The credits are all provided by the International Development Association (IDA) – the part of the World Bank that helps the world’s poorest countries. IDA aims to reduce poverty by providing interest-free credits and grants for programs that boost economic growth, reduce inequalities and improve people’s living conditions.
As Vietnam approaches middle income status, the country needs a skilled population with a strong knowledge base in order to position the country well for economic expansion and integration into the global economy. Creating a higher education system in Vietnam that is innovative, responsive to the demands of the market and of high quality is essential to the economic growth and development of Vietnam. This is the principle behind one of the four approved credits; the Vietnam New Model Universities Project.
The project aims to set up and pilot a new policy framework for the governance, financing and quality assurance of one new model university. This will help Vietnam develop a model for a higher education system that is innovative and of high quality as well as geared towards developing marketable skills for young people entering the labor market.
“Human development is recognized as one of Vietnam’s three key areas of focus in its coming 10 year strategy.” says Victoria Kwakwa, the World Bank’s Country Director for Vietnam. “The modern higher education system must contribute directly to this pillar by improving the quality of higher education so that graduates will possess the knowledge and skills that meet labor market demands.”
The credits approved by the World Bank’s Board also includes the 9th Poverty Reduction Support Credit (US$150 million), which is the fourth in a five-year cycle aimed at supporting the implementation of the SEDP (see below *2). This credit aims to continue the reforms needed to transform Vietnam from a transition economy to a middle-income country.
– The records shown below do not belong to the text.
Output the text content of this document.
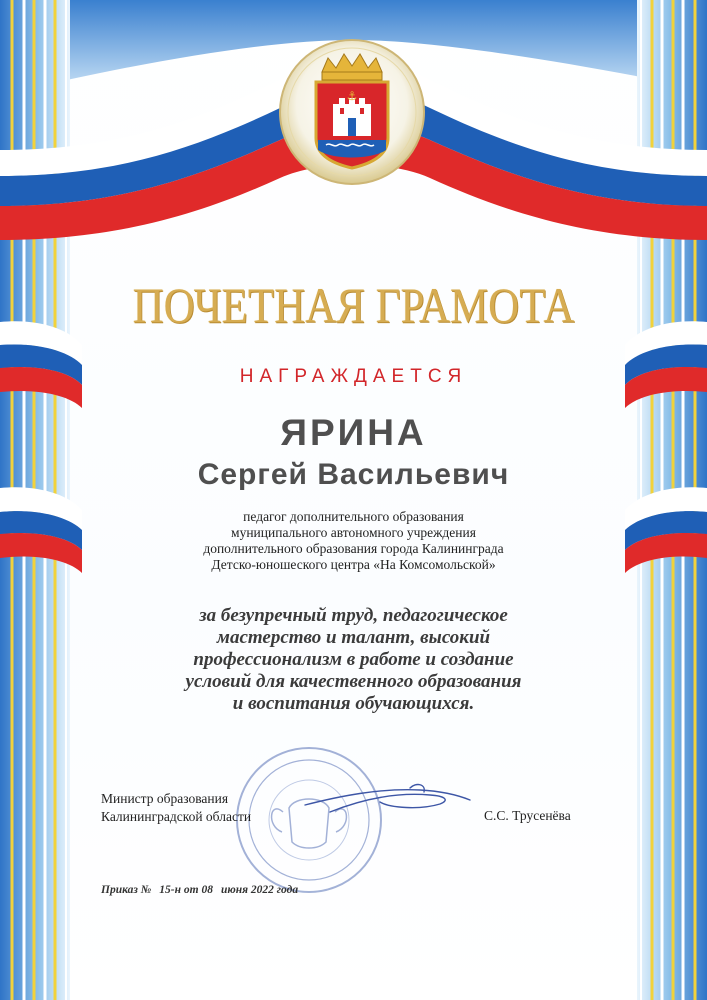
⚓
ПОЧЕТНАЯ ГРАМОТА
НАГРАЖДАЕТСЯ
ЯРИНА
Сергей Васильевич
педагог дополнительного образования
муниципального автономного учреждения
дополнительного образования города Калининграда
Детско-юношеского центра «На Комсомольской»
за безупречный труд, педагогическое
мастерство и талант, высокий
профессионализм в работе и создание
условий для качественного образования
и воспитания обучающихся.
Министр образования
Калининградской области	С.С. Трусенёва
Приказ № 15-н от 08 июня 2022 года
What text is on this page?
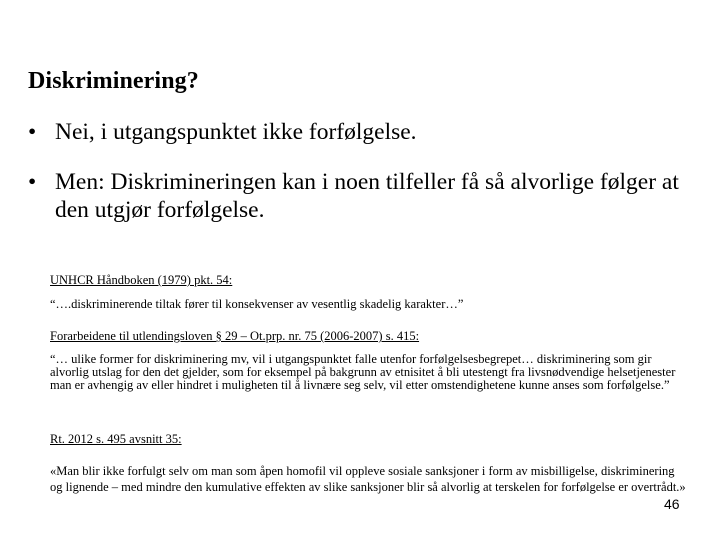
Diskriminering?
• Nei, i utgangspunktet ikke forfølgelse.
• Men: Diskrimineringen kan i noen tilfeller få så alvorlige følger at den utgjør forfølgelse.
UNHCR Håndboken (1979) pkt. 54:
“….diskriminerende tiltak fører til konsekvenser av vesentlig skadelig karakter…”
Forarbeidene til utlendingsloven § 29 – Ot.prp. nr. 75 (2006-2007) s. 415:
“… ulike former for diskriminering mv, vil i utgangspunktet falle utenfor forfølgelsesbegrepet… diskriminering som gir alvorlig utslag for den det gjelder, som for eksempel på bakgrunn av etnisitet å bli utestengt fra livsnødvendige helsetjenester man er avhengig av eller hindret i muligheten til å livnære seg selv, vil etter omstendighetene kunne anses som forfølgelse.”
Rt. 2012 s. 495 avsnitt 35:
«Man blir ikke forfulgt selv om man som åpen homofil vil oppleve sosiale sanksjoner i form av misbilligelse, diskriminering og lignende – med mindre den kumulative effekten av slike sanksjoner blir så alvorlig at terskelen for forfølgelse er overtrådt.»
46
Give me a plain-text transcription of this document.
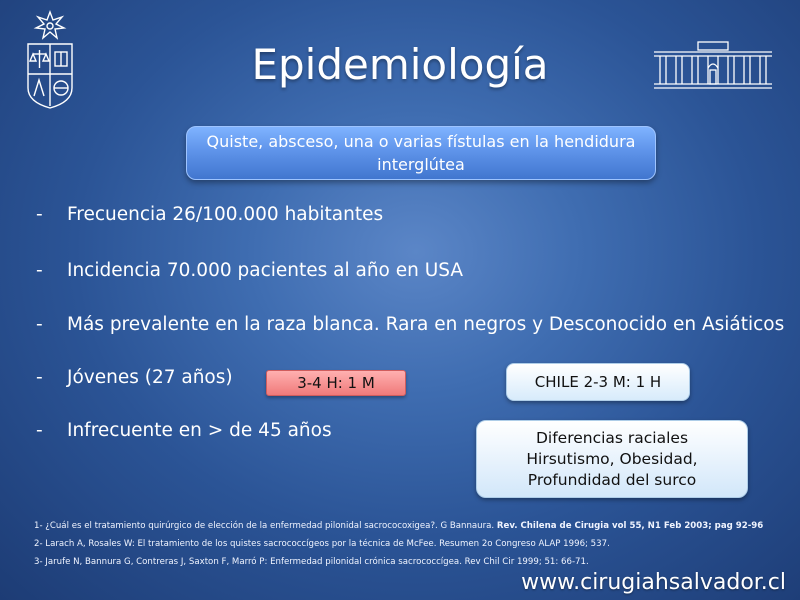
Epidemiología
Quiste, absceso, una o varias fístulas en la hendidura interglútea
-	Frecuencia 26/100.000 habitantes
-	Incidencia 70.000 pacientes al año en USA
-	Más prevalente en la raza blanca. Rara en negros y Desconocido en Asiáticos
-	Jóvenes (27 años)
-	Infrecuente en > de 45 años
3-4 H: 1 M	CHILE 2-3 M: 1 H
Diferencias raciales
Hirsutismo, Obesidad,
Profundidad del surco

1- ¿Cuál es el tratamiento quirúrgico de elección de la enfermedad pilonidal sacrococoxigea?. G Bannaura. Rev. Chilena de Cirugia vol 55, N1 Feb 2003; pag 92-96

2- Larach A, Rosales W: El tratamiento de los quistes sacrococcígeos por la técnica de McFee. Resumen 2o Congreso ALAP 1996; 537.

3- Jarufe N, Bannura G, Contreras J, Saxton F, Marró P: Enfermedad pilonidal crónica sacrococcígea. Rev Chil Cir 1999; 51: 66-71.

www.cirugiahsalvador.cl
It will promote reforms in the areas of (a) state sector, (b) financial sector, (c) education, (d) health, (e) gender, (f) water and sanitation, (g) environment, (h) public financial management, (i) legal development, (j) public administration reform, and (k) anticorruption.
A sum of US$100 million will be used to assist Vietnamese Government agencies with capacity building to plan and prepare public investments efficiently and ensure international quality standards. A project preparation facility will be established that can be drawn upon to undertake, for example, feasibility studies, detailed designs, and procurement for projects across all development sectors.
And finally, US$26.5 million provides additional financing for the System Efficiency Improvement, Equitization and Renewables Project. The original project has improved efficiency of the transmission system and rural energy access and contributed to reforming the power sector. The additional financing will be used to scale up the project’s impact on power sector reform.
*1 World Bank’s fiscal year starts at July 1, and ends on June 30.